Cas#2 : Les constatations autopsiques étaient similaires à celles du cas#1, et les nitrites et nitrates ont été également identifiés dans les prélèvements de sang (780 et 2200 mg/L), de contenu gastrique (17 200 et 430 mg/L) et de foie (50 et 90 mg/kg). De l’hydroxy-9-rispéridone (neuroleptique antipsychotique) a également été quantifiée dans le sang (73 μg/L).
Conclusion
Plusieurs études récentes indiquent une multiplication des autolyses avec des sels de nitrites à partir de 2017 (Tournoud C. et al. Toxicol Anal Clin 2021;33:S23) en particulier avec des « kits suicides » achetés sur Internet (André C. et al. Toxicol Anal Clin 2023;35:242-248). Les concentrations en nitrites et nitrates sont rarement mesurées. Une seule publication rapporte l’électrophorèse capillaire comme technique d’identification directe de ces ions (Gottardo R. et al. Toxicol Anal Clin 2022;34:S26). Les concentrations sanguines rapportées pour les nitrites et les nitrates sont inférieures à 374 et 1300 mg/L, respectivement (Hikin L.J. et al. Forensic Sci Int 2023;345:111610) et de l’ordre de 11 200 et 138 mg/L dans le contenu gastrique, respectivement (Hwang C. et al. Forensic Sci Med Pathol 2021;17:475-480). Toutefois, il n’existe pas de données publiées pour les autres tissus dans un cadre d’autolyse.

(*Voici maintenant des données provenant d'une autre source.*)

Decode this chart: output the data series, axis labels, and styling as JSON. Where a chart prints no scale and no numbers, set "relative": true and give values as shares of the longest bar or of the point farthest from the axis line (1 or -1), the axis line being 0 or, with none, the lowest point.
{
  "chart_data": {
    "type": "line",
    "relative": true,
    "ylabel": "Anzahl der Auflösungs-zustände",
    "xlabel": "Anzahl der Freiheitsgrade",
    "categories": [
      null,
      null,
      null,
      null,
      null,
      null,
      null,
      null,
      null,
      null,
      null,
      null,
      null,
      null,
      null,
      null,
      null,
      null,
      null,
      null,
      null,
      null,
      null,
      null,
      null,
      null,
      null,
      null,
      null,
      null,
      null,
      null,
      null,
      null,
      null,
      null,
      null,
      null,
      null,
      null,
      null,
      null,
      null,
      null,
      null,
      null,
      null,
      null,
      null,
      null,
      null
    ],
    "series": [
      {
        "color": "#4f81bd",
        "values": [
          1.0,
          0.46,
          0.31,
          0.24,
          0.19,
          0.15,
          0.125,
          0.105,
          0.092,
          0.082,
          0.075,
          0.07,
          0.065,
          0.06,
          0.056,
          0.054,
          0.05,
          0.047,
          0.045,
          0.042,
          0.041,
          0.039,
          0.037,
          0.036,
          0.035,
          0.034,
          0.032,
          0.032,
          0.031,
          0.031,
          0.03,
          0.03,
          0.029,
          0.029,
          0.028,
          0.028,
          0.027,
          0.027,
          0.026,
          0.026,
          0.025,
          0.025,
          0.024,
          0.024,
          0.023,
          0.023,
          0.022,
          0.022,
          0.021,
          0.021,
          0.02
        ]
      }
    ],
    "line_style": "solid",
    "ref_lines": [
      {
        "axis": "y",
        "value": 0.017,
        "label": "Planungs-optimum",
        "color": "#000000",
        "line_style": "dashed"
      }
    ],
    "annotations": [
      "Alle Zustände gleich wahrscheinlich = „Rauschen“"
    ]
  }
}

Il s’agit à notre connaissance des premières données tissulaires complètes concernant les concentrations de nitrites et de nitrates retrouvées dans des cas de décès (probables autolyses). Ces cas soulignent la recrudescence de ce phénomène récent et inquiétant mais également l’importance de la collaboration entre les toxicologues analystes pour la mise en œuvre de techniques telles que l’électrophorèse capillaire, non disponibles dans la plupart des laboratoires, afin de les documenter.